Yarası hiç kabuk bağlamayanlarımız da vardır elbet ömrü boyunca. Sevdayı yalnız filmlerden, kitaplardan bilenler gibi babasını daima başkalarından dinlemek zorunda kalanlarımız, siyah beyaz resimleri kalbinde renklendirip duvarlarına asanlarımız vardır ve biliriz; babasız evlerde akşam erken olur, bayramlar hep bir eksik yaşanır. Babasız çocukların yüreği bedeninden önce büyür, babasız kuşlar biraz geç öğrenir uçmayı…

Çoğalan Yalnızlık
Yorgun gemiler nasıl özlerse açık denizlerde limanlarını, baba da öyle özlenir kendisinden uzakta.
Boğazınızda öylece kalan bir türlü yutkunamadığımız koca bir düğümdür ondan uzakta olmak.
Seneler geçse de bazen geriye döner döner ararsınız yolun karşısına geçerken, okula, bakkala giderken arkamızdan bakan şefkat dolu gözleri.
Evlenip de ayrıldığımızda evimizden ya da uzak şehirlere gittiğimizde türlü sebeplerle; kocaman bir çınarın gölgesinden, bir dağın kuytusundan ayrıldığınızı hisseder, üşürsünüz.
Uzun yolculuklarda, ayrılıklarda yanınızda büyüdükçe büyür babanızın yokluğu ve içine düşmekten korktuğunuz karanlık koca bir uçuruma dönüşür. O yoksa yanınızda yakınınızda, su içen ceylanlar gibi ürkek ve tedirgin kalırsınız hayatın kıyısında.
Kaç yaşında ve kaç çocuklu olursanız olun kendinizi güvende hissetmenin tek yoludur babanın dizleri dibinde oturmak, onunla aynı sofrayı paylaşmak.
Yorgun gemiler nasıl özlerse açık denizlerde limanlarını, baba da öyle özlenir kendisinden uzakta.

Oğul Kokusu yahut Gizli Sevda
Görünenin, bilinenin aksine gevrek ve yufkadır aslında babaların da kalbi ve kırılsa da sesini duyurmazlar çocuklarına. Ağlamamaya, az konuşmaya az gülmeye mecbur kılınmışlardır sebepsiz.
Onların da kalbinde bir türlü söyleyemedikleri bir çift söz ve kollarında seğirmeler vardır aynı sevdaya dair... Ömürlerinin uzunluğunca özler ve beklerler okul dönüşlerinizi, hafta sonu ziyaretlerinizi, izne, tatile gelişlerinizi. Sizi beklerken onların da yaşlı kalbi heyecandan titrer. Onların da size söyleyemediği sözler, boğazına düğümlenen sebepsiz mutluluklar kederler vardır sizin yüzünüze bakarken, size sarılıp da hissettirmeden sizi koklarken. Ya bir duvarda ya ceplerinin bir köşesinde mutlaka bir resminiz vardır arada bir içlenerek çıkarılıp seyredilen. Onlar da size fark ettirmeden ararlar sizin yüzünüzde kendi gençliklerine dair çizgileri, izleri…

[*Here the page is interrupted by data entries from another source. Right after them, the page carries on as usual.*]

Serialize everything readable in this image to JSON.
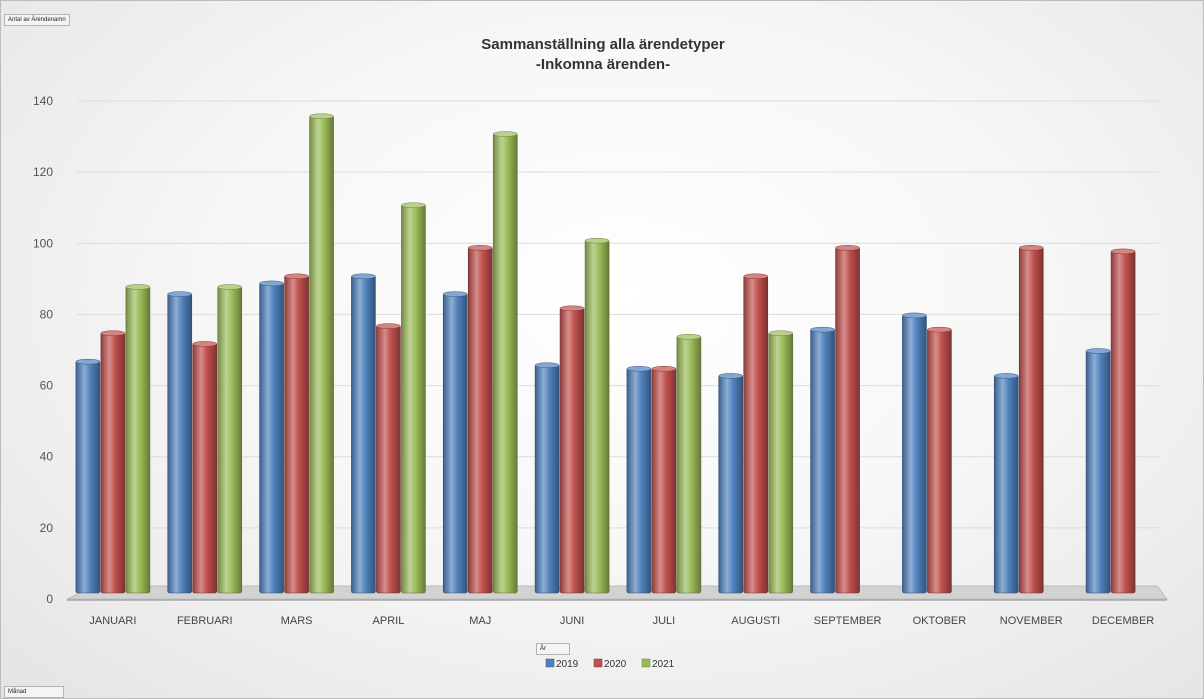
{
  "field_buttons": {
    "value_field": "Antal av Ärendenamn",
    "legend_field": "År",
    "axis_field": "Månad"
  },
  "chart_data": {
    "type": "bar",
    "title": "Sammanställning alla ärendetyper",
    "subtitle": "-Inkomna ärenden-",
    "xlabel": "",
    "ylabel": "",
    "ylim": [
      0,
      140
    ],
    "ytick_step": 20,
    "grid": true,
    "legend_position": "bottom",
    "categories": [
      "JANUARI",
      "FEBRUARI",
      "MARS",
      "APRIL",
      "MAJ",
      "JUNI",
      "JULI",
      "AUGUSTI",
      "SEPTEMBER",
      "OKTOBER",
      "NOVEMBER",
      "DECEMBER"
    ],
    "series": [
      {
        "name": "2019",
        "color": "#4f81bd",
        "values": [
          67,
          86,
          89,
          91,
          86,
          66,
          65,
          63,
          76,
          80,
          63,
          70
        ]
      },
      {
        "name": "2020",
        "color": "#c0504d",
        "values": [
          75,
          72,
          91,
          77,
          99,
          82,
          65,
          91,
          99,
          76,
          99,
          98
        ]
      },
      {
        "name": "2021",
        "color": "#9bbb59",
        "values": [
          88,
          88,
          136,
          111,
          131,
          101,
          74,
          75,
          null,
          null,
          null,
          null
        ]
      }
    ]
  }
}
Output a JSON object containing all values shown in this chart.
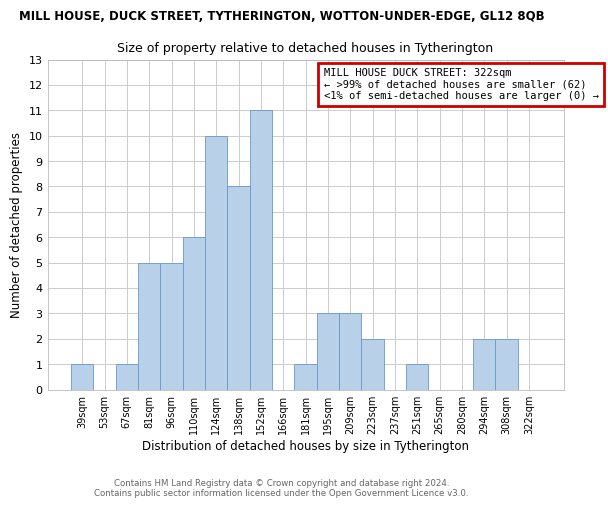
{
  "title": "MILL HOUSE, DUCK STREET, TYTHERINGTON, WOTTON-UNDER-EDGE, GL12 8QB",
  "subtitle": "Size of property relative to detached houses in Tytherington",
  "xlabel": "Distribution of detached houses by size in Tytherington",
  "ylabel": "Number of detached properties",
  "bar_color": "#b8d0e8",
  "bar_edge_color": "#6699cc",
  "categories": [
    "39sqm",
    "53sqm",
    "67sqm",
    "81sqm",
    "96sqm",
    "110sqm",
    "124sqm",
    "138sqm",
    "152sqm",
    "166sqm",
    "181sqm",
    "195sqm",
    "209sqm",
    "223sqm",
    "237sqm",
    "251sqm",
    "265sqm",
    "280sqm",
    "294sqm",
    "308sqm",
    "322sqm"
  ],
  "values": [
    1,
    0,
    1,
    5,
    5,
    6,
    10,
    8,
    11,
    0,
    1,
    3,
    3,
    2,
    0,
    1,
    0,
    0,
    2,
    2,
    0
  ],
  "ylim": [
    0,
    13
  ],
  "yticks": [
    0,
    1,
    2,
    3,
    4,
    5,
    6,
    7,
    8,
    9,
    10,
    11,
    12,
    13
  ],
  "legend_title": "MILL HOUSE DUCK STREET: 322sqm",
  "legend_line1": "← >99% of detached houses are smaller (62)",
  "legend_line2": "<1% of semi-detached houses are larger (0) →",
  "legend_box_color": "#cc0000",
  "footer1": "Contains HM Land Registry data © Crown copyright and database right 2024.",
  "footer2": "Contains public sector information licensed under the Open Government Licence v3.0.",
  "grid_color": "#cccccc",
  "background_color": "#ffffff",
  "title_fontsize": 8.5,
  "subtitle_fontsize": 9.0,
  "xlabel_fontsize": 8.5,
  "ylabel_fontsize": 8.5,
  "xtick_fontsize": 7.0,
  "ytick_fontsize": 8.0,
  "legend_fontsize": 7.5,
  "footer_fontsize": 6.2
}
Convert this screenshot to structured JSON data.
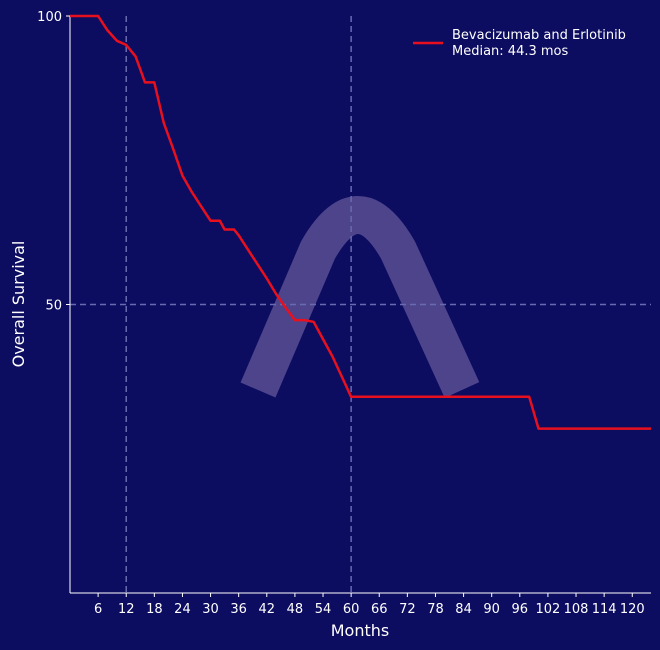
{
  "chart_data": {
    "type": "line",
    "title": "",
    "xlabel": "Months",
    "ylabel": "Overall Survival",
    "xlim": [
      0,
      124
    ],
    "ylim": [
      0,
      100
    ],
    "x_ticks": [
      6,
      12,
      18,
      24,
      30,
      36,
      42,
      48,
      54,
      60,
      66,
      72,
      78,
      84,
      90,
      96,
      102,
      108,
      114,
      120
    ],
    "y_ticks": [
      50,
      100
    ],
    "reference_lines": {
      "x": [
        12,
        60
      ],
      "y": [
        50
      ]
    },
    "grid": false,
    "legend_position": "top-right",
    "series": [
      {
        "name": "Bevacizumab and Erlotinib",
        "legend_subtitle": "Median: 44.3 mos",
        "color": "#e8101e",
        "x": [
          0,
          6,
          8,
          10,
          12,
          14,
          16,
          18,
          20,
          22,
          24,
          26,
          28,
          30,
          32,
          33,
          35,
          36,
          38,
          40,
          42,
          44,
          46,
          48,
          50,
          52,
          54,
          56,
          58,
          60,
          62,
          70,
          80,
          90,
          98,
          100,
          110,
          120,
          124
        ],
        "y": [
          100,
          100,
          97.5,
          95.7,
          95,
          93,
          88.5,
          88.5,
          81.5,
          77,
          72.3,
          69.5,
          67,
          64.5,
          64.5,
          63,
          63,
          62,
          59.5,
          57,
          54.5,
          51.8,
          49.5,
          47.3,
          47.3,
          47,
          44,
          41,
          37.5,
          34,
          34,
          34,
          34,
          34,
          34,
          28.5,
          28.5,
          28.5,
          28.5
        ]
      }
    ]
  }
}
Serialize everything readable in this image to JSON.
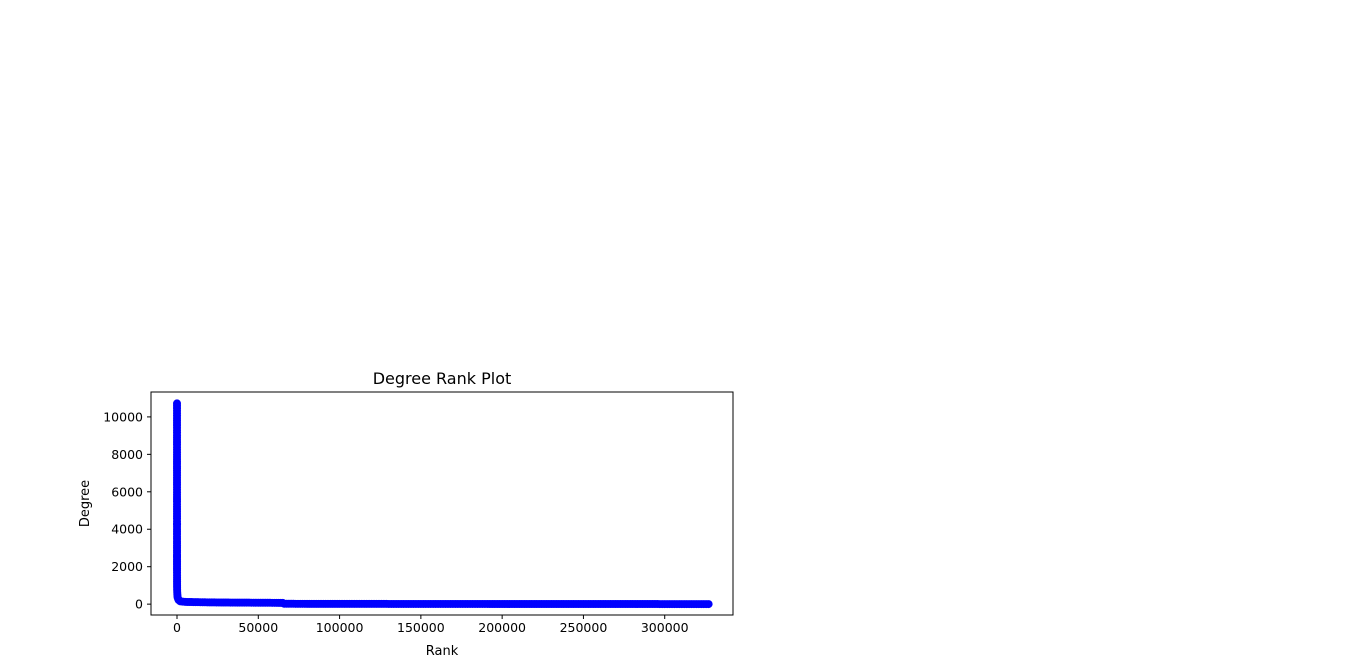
{
  "chart_data": {
    "type": "line",
    "title": "Degree Rank Plot",
    "xlabel": "Rank",
    "ylabel": "Degree",
    "xlim": [
      -16000,
      342000
    ],
    "ylim": [
      -580,
      11330
    ],
    "x_ticks": [
      0,
      50000,
      100000,
      150000,
      200000,
      250000,
      300000
    ],
    "x_tick_labels": [
      "0",
      "50000",
      "100000",
      "150000",
      "200000",
      "250000",
      "300000"
    ],
    "y_ticks": [
      0,
      2000,
      4000,
      6000,
      8000,
      10000
    ],
    "y_tick_labels": [
      "0",
      "2000",
      "4000",
      "6000",
      "8000",
      "10000"
    ],
    "grid": false,
    "legend": "none",
    "series": [
      {
        "color": "#0000ff",
        "marker": "circle",
        "x": [
          0,
          1,
          2,
          3,
          4,
          5,
          6,
          7,
          8,
          10,
          12,
          15,
          20,
          30,
          40,
          60,
          100,
          200,
          400,
          1000,
          2000,
          5000,
          10000,
          20000,
          30000,
          40000,
          50000,
          60000,
          65000,
          66000,
          80000,
          100000,
          150000,
          200000,
          250000,
          300000,
          327000
        ],
        "y": [
          10720,
          7600,
          7020,
          4300,
          4250,
          3600,
          3480,
          2650,
          2500,
          2200,
          2000,
          1800,
          1550,
          1300,
          1100,
          900,
          700,
          500,
          350,
          220,
          150,
          120,
          110,
          95,
          85,
          80,
          75,
          70,
          65,
          20,
          15,
          12,
          10,
          8,
          6,
          4,
          2
        ]
      }
    ]
  }
}
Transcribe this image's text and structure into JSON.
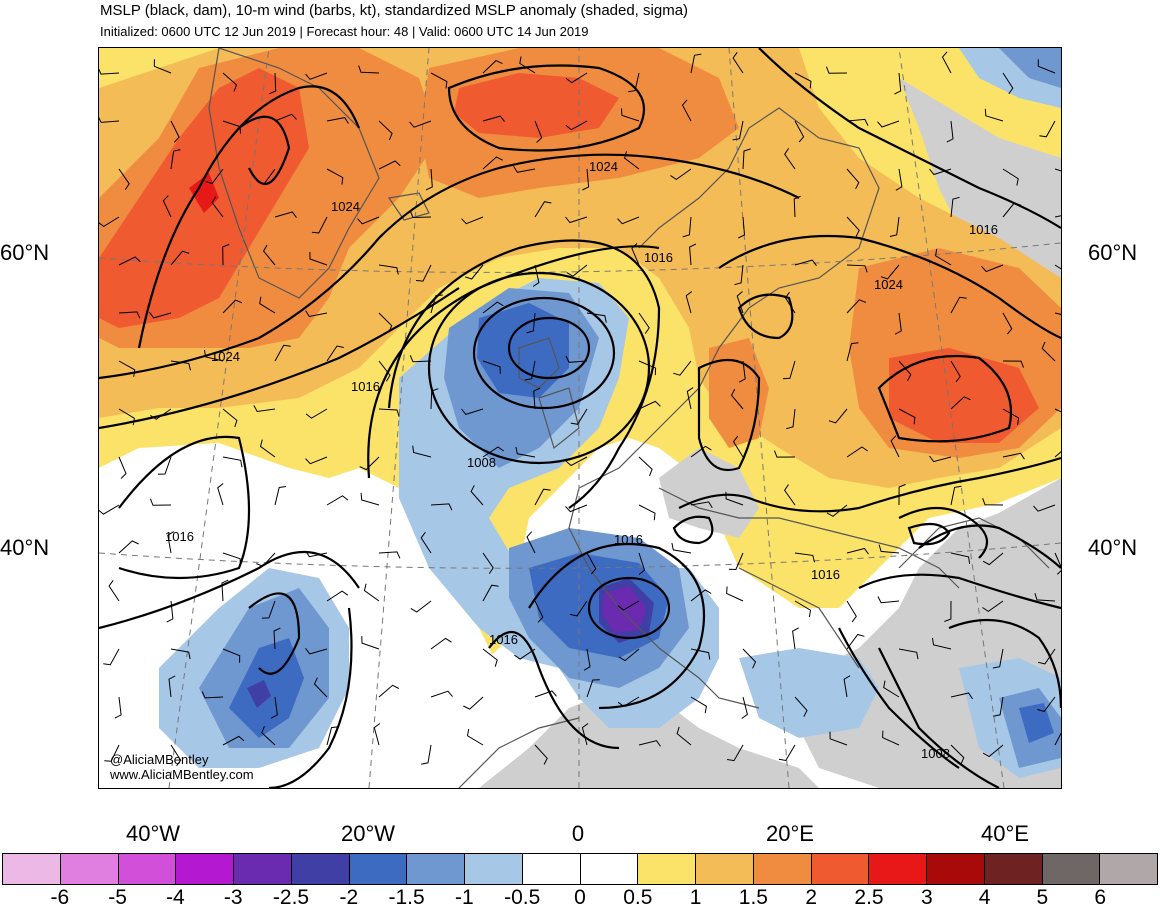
{
  "header": {
    "title": "MSLP (black, dam), 10-m wind (barbs, kt), standardized MSLP anomaly (shaded, sigma)",
    "subtitle": "Initialized: 0600 UTC 12 Jun 2019 | Forecast hour: 48 | Valid: 0600 UTC 14 Jun 2019"
  },
  "axes": {
    "lat_labels": [
      "60°N",
      "40°N"
    ],
    "lon_labels": [
      "40°W",
      "20°W",
      "0",
      "20°E",
      "40°E"
    ]
  },
  "isobar_labels": [
    "1024",
    "1024",
    "1024",
    "1016",
    "1024",
    "1016",
    "1016",
    "1008",
    "1016",
    "1016",
    "1016",
    "1016",
    "1008"
  ],
  "credit": {
    "handle": "@AliciaMBentley",
    "website": "www.AliciaMBentley.com"
  },
  "colorbar": {
    "labels": [
      "-6",
      "-5",
      "-4",
      "-3",
      "-2.5",
      "-2",
      "-1.5",
      "-1",
      "-0.5",
      "0",
      "0.5",
      "1",
      "1.5",
      "2",
      "2.5",
      "3",
      "4",
      "5",
      "6"
    ],
    "colors": [
      "#ecb9e6",
      "#e07fe0",
      "#d24fd9",
      "#b418d0",
      "#6a2bb0",
      "#3f3fa6",
      "#3e6bc2",
      "#6f98d1",
      "#a7c7e7",
      "#ffffff",
      "#ffffff",
      "#fbe36a",
      "#f4bc57",
      "#f08c40",
      "#ef5a30",
      "#e61818",
      "#a80a0a",
      "#6e2222",
      "#6f6666",
      "#b0a8a8"
    ]
  },
  "map_colors": {
    "neg_050": "#a7c7e7",
    "neg_100": "#6f98d1",
    "neg_150": "#3e6bc2",
    "neg_200": "#3f3fa6",
    "neg_250": "#6a2bb0",
    "pos_050": "#fbe36a",
    "pos_100": "#f4bc57",
    "pos_150": "#f08c40",
    "pos_200": "#ef5a30",
    "pos_250": "#e61818",
    "land_gray": "#cfcfcf"
  }
}
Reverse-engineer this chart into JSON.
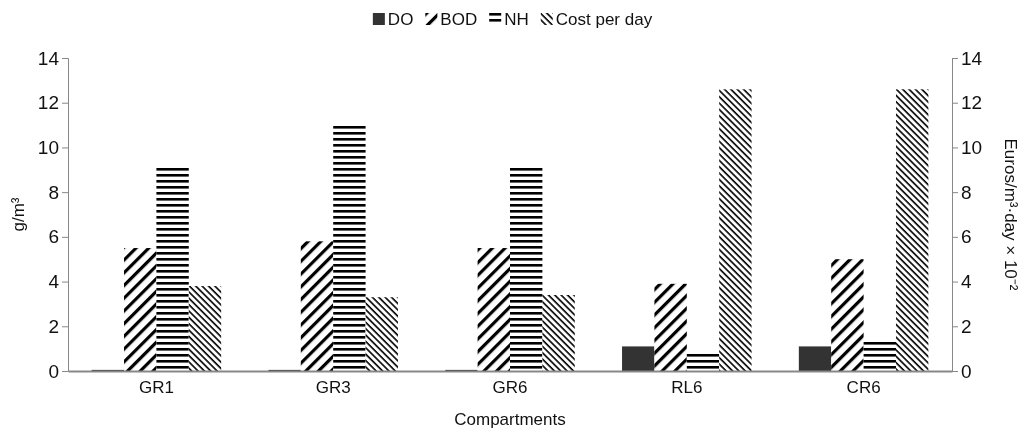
{
  "chart_data": {
    "type": "bar",
    "xlabel": "Compartments",
    "ylabel": "g/m³",
    "y2label": "Euros/m³·day × 10⁻²",
    "categories": [
      "GR1",
      "GR3",
      "GR6",
      "RL6",
      "CR6"
    ],
    "series": [
      {
        "name": "DO",
        "color": "#333333",
        "values": [
          0.05,
          0.05,
          0.05,
          1.1,
          1.1
        ]
      },
      {
        "name": "BOD",
        "color": "#000000",
        "values": [
          5.5,
          5.8,
          5.5,
          3.9,
          5.0
        ]
      },
      {
        "name": "NH",
        "color": "#000000",
        "values": [
          9.2,
          11.0,
          9.2,
          0.8,
          1.3
        ]
      },
      {
        "name": "Cost per day",
        "color": "#000000",
        "axis": "y2",
        "values": [
          3.8,
          3.3,
          3.4,
          12.6,
          12.6
        ]
      }
    ],
    "ylim": [
      0,
      14
    ],
    "yticks": [
      0,
      2,
      4,
      6,
      8,
      10,
      12,
      14
    ],
    "y2lim": [
      0,
      14
    ],
    "y2ticks": [
      0,
      2,
      4,
      6,
      8,
      10,
      12,
      14
    ],
    "grid": false,
    "legend": "top"
  }
}
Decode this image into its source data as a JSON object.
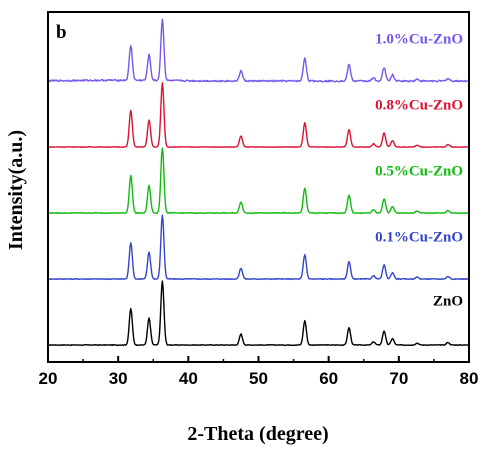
{
  "chart_data": {
    "type": "line",
    "panel_label": "b",
    "xlabel": "2-Theta (degree)",
    "ylabel": "Intensity(a.u.)",
    "xlim": [
      20,
      80
    ],
    "xticks": [
      20,
      30,
      40,
      50,
      60,
      70,
      80
    ],
    "y_ticks_shown": false,
    "grid": false,
    "legend": "inline labels above each trace",
    "series": [
      {
        "name": "ZnO",
        "color": "#000000",
        "offset": 0,
        "peak_scale": 1.0,
        "noise": 0.005
      },
      {
        "name": "0.1%Cu-ZnO",
        "color": "#3344cc",
        "offset": 1,
        "peak_scale": 1.0,
        "noise": 0.006
      },
      {
        "name": "0.5%Cu-ZnO",
        "color": "#11bb11",
        "offset": 2,
        "peak_scale": 1.02,
        "noise": 0.006
      },
      {
        "name": "0.8%Cu-ZnO",
        "color": "#dd1133",
        "offset": 3,
        "peak_scale": 1.0,
        "noise": 0.004
      },
      {
        "name": "1.0%Cu-ZnO",
        "color": "#7755ee",
        "offset": 4,
        "peak_scale": 0.95,
        "noise": 0.012
      }
    ],
    "peaks": [
      {
        "two_theta": 31.8,
        "rel_intensity": 0.57
      },
      {
        "two_theta": 34.4,
        "rel_intensity": 0.42
      },
      {
        "two_theta": 36.3,
        "rel_intensity": 1.0
      },
      {
        "two_theta": 47.5,
        "rel_intensity": 0.17
      },
      {
        "two_theta": 56.6,
        "rel_intensity": 0.38
      },
      {
        "two_theta": 62.9,
        "rel_intensity": 0.27
      },
      {
        "two_theta": 66.4,
        "rel_intensity": 0.05
      },
      {
        "two_theta": 67.9,
        "rel_intensity": 0.22
      },
      {
        "two_theta": 69.1,
        "rel_intensity": 0.1
      },
      {
        "two_theta": 72.6,
        "rel_intensity": 0.03
      },
      {
        "two_theta": 77.0,
        "rel_intensity": 0.04
      }
    ]
  }
}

Her baba, kendisinin devamı gibi görür çocuğunu ve o yüzden yarım kalmış umutlarının, hayallerinin izini işaret ona; oğlu tamamlasın ister noksanlarını…
Farkında olsanız da olmasanız da biraz da onların dualarıdır yolunuzu açan aydınlatan.
Çocukları tamamlasın diye yarım kalmış bir şiir, bir şarkıdır babaların ömrü.
***
Dedim ki bir baba bu kadar seviyorsa oğlunu
Kim bilir Allah
Ne kadar çok seviyordur kulunu
(Kemal Sayar)
Hepimiz aynı masalın içinden geçiyoruz galiba. Önce bir babaya oğul oluyoruz, sonra bir oğula baba… Bu yüzden yıllar geçtikçe daha iyi anlıyoruz babamızı ve aynaya baktığımızda kendimizin yerinde zaman zaman onu görüyoruz.